Why not let it happen? We welcome new voters.
A person who masquarades himself this much and affects our youth this much has too much power NOW!
"Young people unite and do away with the old people! Tear down the bridge to the past and follow me! I will deliver the power to you, you so deserve. "
Who said this?
I don't think voters should give political power to a person masquarading as a religious leader. Isn't that what voters did on the other side in 2000 and 2004? Isn't the result the same? Too much power in the presidency. Too much hubris.

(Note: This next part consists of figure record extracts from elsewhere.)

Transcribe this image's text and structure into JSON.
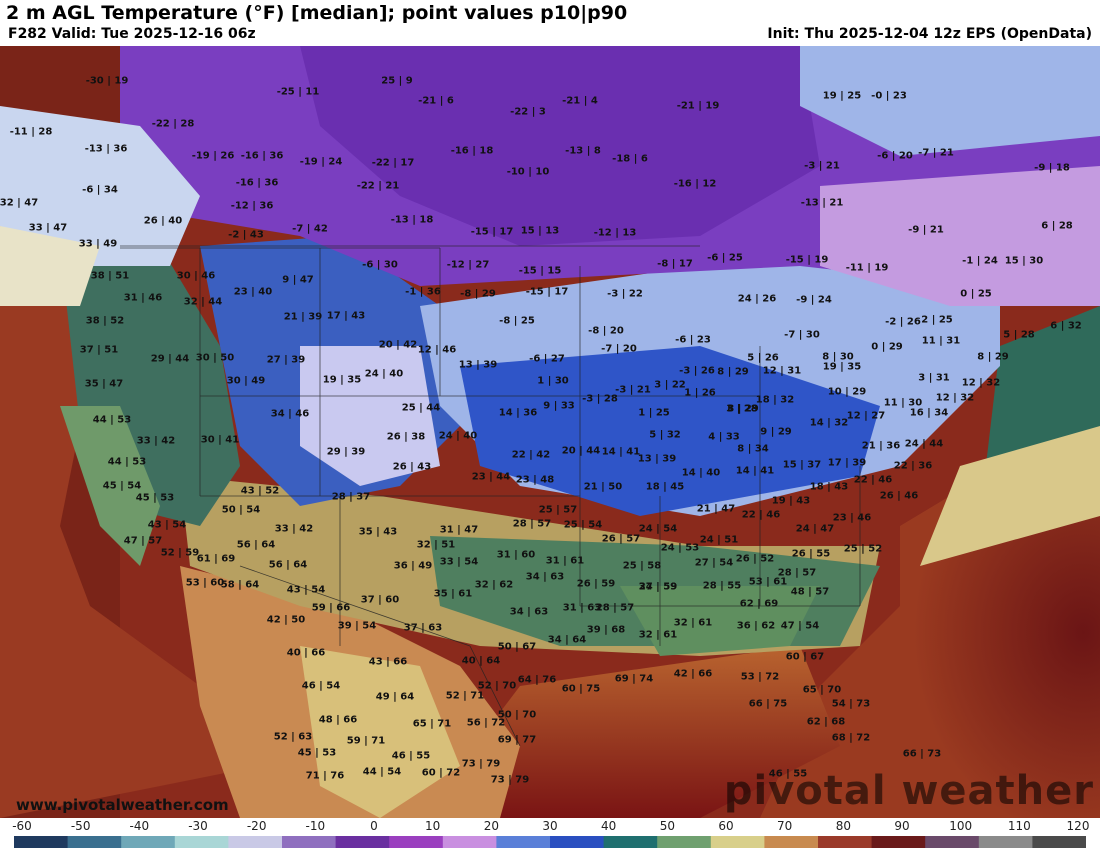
{
  "header": {
    "title": "2 m AGL Temperature (°F) [median]; point values p10|p90",
    "valid": "F282 Valid: Tue 2025-12-16 06z",
    "init": "Init: Thu 2025-12-04 12z EPS (OpenData)"
  },
  "footer": {
    "website": "www.pivotalweather.com",
    "brand": "pivotal weather"
  },
  "legend": {
    "ticks": [
      "-60",
      "-50",
      "-40",
      "-30",
      "-20",
      "-10",
      "0",
      "10",
      "20",
      "30",
      "40",
      "50",
      "60",
      "70",
      "80",
      "90",
      "100",
      "110",
      "120"
    ],
    "colors": [
      "#1f3a5f",
      "#3a6f8f",
      "#6fa8b8",
      "#a9d6d6",
      "#c9c9e6",
      "#8f6fbf",
      "#6a2fa0",
      "#9a3fbf",
      "#c98fe0",
      "#5a7fd8",
      "#2a4fc0",
      "#1f6f6f",
      "#6fa06f",
      "#d8cf8a",
      "#c88a4f",
      "#9a3a2a",
      "#6a1a1a",
      "#6a4a6a",
      "#8a8a8a",
      "#4a4a4a"
    ]
  },
  "map": {
    "point_values": [
      "-30 | 19",
      "-25 | 11",
      "25 | 9",
      "-21 | 6",
      "-21 | 4",
      "-21 | 19",
      "19 | 25",
      "-0 | 23",
      "-11 | 28",
      "-22 | 28",
      "-13 | 36",
      "-16 | 36",
      "-19 | 26",
      "-19 | 24",
      "-22 | 17",
      "-22 | 3",
      "-16 | 18",
      "-13 | 8",
      "-18 | 6",
      "-3 | 21",
      "-6 | 20",
      "-7 | 21",
      "-9 | 18",
      "-6 | 34",
      "-16 | 36",
      "-22 | 21",
      "-10 | 10",
      "-16 | 12",
      "32 | 47",
      "-12 | 36",
      "-13 | 18",
      "-13 | 21",
      "33 | 47",
      "26 | 40",
      "-2 | 43",
      "-7 | 42",
      "-15 | 17",
      "15 | 13",
      "-12 | 13",
      "-9 | 21",
      "6 | 28",
      "33 | 49",
      "-6 | 30",
      "-12 | 27",
      "-15 | 15",
      "-6 | 25",
      "-8 | 17",
      "-15 | 19",
      "-11 | 19",
      "-1 | 24",
      "15 | 30",
      "38 | 51",
      "30 | 46",
      "23 | 40",
      "9 | 47",
      "-1 | 36",
      "-8 | 29",
      "-15 | 17",
      "-3 | 22",
      "24 | 26",
      "-9 | 24",
      "0 | 25",
      "31 | 46",
      "32 | 44",
      "21 | 39",
      "17 | 43",
      "-8 | 25",
      "-8 | 20",
      "-6 | 23",
      "-7 | 30",
      "-2 | 26",
      "2 | 25",
      "5 | 28",
      "6 | 32",
      "38 | 52",
      "37 | 51",
      "29 | 44",
      "30 | 50",
      "20 | 42",
      "12 | 46",
      "-6 | 27",
      "-7 | 20",
      "5 | 26",
      "8 | 30",
      "0 | 29",
      "11 | 31",
      "8 | 29",
      "35 | 47",
      "27 | 39",
      "30 | 49",
      "19 | 35",
      "24 | 40",
      "13 | 39",
      "1 | 30",
      "-3 | 26",
      "8 | 29",
      "12 | 31",
      "19 | 35",
      "3 | 31",
      "12 | 32",
      "44 | 53",
      "34 | 46",
      "25 | 44",
      "14 | 36",
      "9 | 33",
      "-3 | 28",
      "-3 | 21",
      "3 | 22",
      "1 | 26",
      "8 | 29",
      "18 | 32",
      "10 | 29",
      "11 | 30",
      "12 | 32",
      "33 | 42",
      "30 | 41",
      "26 | 38",
      "24 | 40",
      "1 | 25",
      "3 | 28",
      "14 | 32",
      "12 | 27",
      "16 | 34",
      "44 | 53",
      "29 | 39",
      "22 | 42",
      "20 | 44",
      "14 | 41",
      "13 | 39",
      "5 | 32",
      "4 | 33",
      "9 | 29",
      "8 | 34",
      "21 | 36",
      "24 | 44",
      "45 | 54",
      "26 | 43",
      "23 | 44",
      "23 | 48",
      "14 | 40",
      "14 | 41",
      "15 | 37",
      "17 | 39",
      "22 | 36",
      "45 | 53",
      "43 | 52",
      "28 | 37",
      "21 | 50",
      "18 | 45",
      "18 | 43",
      "19 | 43",
      "22 | 46",
      "26 | 46",
      "50 | 54",
      "25 | 57",
      "21 | 47",
      "22 | 46",
      "23 | 46",
      "43 | 54",
      "33 | 42",
      "35 | 43",
      "31 | 47",
      "28 | 57",
      "25 | 54",
      "24 | 54",
      "24 | 47",
      "47 | 57",
      "56 | 64",
      "32 | 51",
      "26 | 57",
      "24 | 53",
      "24 | 51",
      "26 | 52",
      "26 | 55",
      "25 | 52",
      "52 | 59",
      "61 | 69",
      "31 | 60",
      "31 | 61",
      "25 | 58",
      "27 | 54",
      "28 | 57",
      "53 | 60",
      "58 | 64",
      "56 | 64",
      "36 | 49",
      "33 | 54",
      "34 | 63",
      "27 | 59",
      "28 | 55",
      "53 | 61",
      "43 | 54",
      "37 | 60",
      "35 | 61",
      "32 | 62",
      "26 | 59",
      "34 | 59",
      "48 | 57",
      "59 | 66",
      "42 | 50",
      "39 | 54",
      "37 | 63",
      "34 | 63",
      "31 | 63",
      "28 | 57",
      "62 | 69",
      "40 | 66",
      "34 | 64",
      "39 | 68",
      "32 | 61",
      "32 | 61",
      "36 | 62",
      "47 | 54",
      "43 | 66",
      "50 | 67",
      "40 | 64",
      "60 | 67",
      "46 | 54",
      "49 | 64",
      "52 | 71",
      "52 | 70",
      "64 | 76",
      "60 | 75",
      "69 | 74",
      "42 | 66",
      "53 | 72",
      "65 | 70",
      "48 | 66",
      "56 | 72",
      "50 | 70",
      "66 | 75",
      "54 | 73",
      "62 | 68",
      "52 | 63",
      "65 | 71",
      "59 | 71",
      "69 | 77",
      "68 | 72",
      "45 | 53",
      "46 | 55",
      "73 | 79",
      "66 | 73",
      "71 | 76",
      "44 | 54",
      "60 | 72",
      "73 | 79",
      "46 | 55"
    ]
  }
}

This election, for me, has a whole lot to do with bill clinton. The last time he was in office he turned 1600 Pennsylvania office into a whorehouse - screwing interns in the oval office, renting out the Lincoln bedroom like a cheap suite at the Red Roof Inn.
One can only imagine the shame and horror that this serial adulterer, this philandering old boozer will bring to the White House when he is unaccountable and left completely unchecked.
Bush / Clinton / Bush / Clinton / Bull / Shit
But while we're at it--the mythology that is Ronald Reagan is also fairytale. He cut taxes and then he raised them. He decried big government and then expanded it. Harped on wasteful spending and took us into record deficit territory. Remind me again, just WHAT was it Reagan was supposed to have given us? Victory in Grenada?
Substance?
Fraid not. It's all about image. Sound bites. Slogans. Feelings.
Empty words to fill eager hungry empty minds.
Camelot indeed.
As I read the postings by partisans of this or that candidate, I can't tell if it's an election or the Rapture.
Maybe, if I could get close enough to touch the hem of one of their cloaks, I might be cured of asthma. Or even my cynicism.
JFK was only President for 2 years due to the horrific assissination and Robert Kennedy never made it to the White House due to his horrific assassination - how in hell does anyone really know how good JFK was and Robert could have been as president?
Reagan was even in his right mind part way through his presidency.
This is 2008 - NEW people with their own personalities. Let the dead rest in peace.
AnotherMcIntosh
SORRY. You are wrong! Maybe you don't remember Madam Nye going to the White House to plead with JFK to help her husband stay in power by supporting him.
The American media made a joke out of her!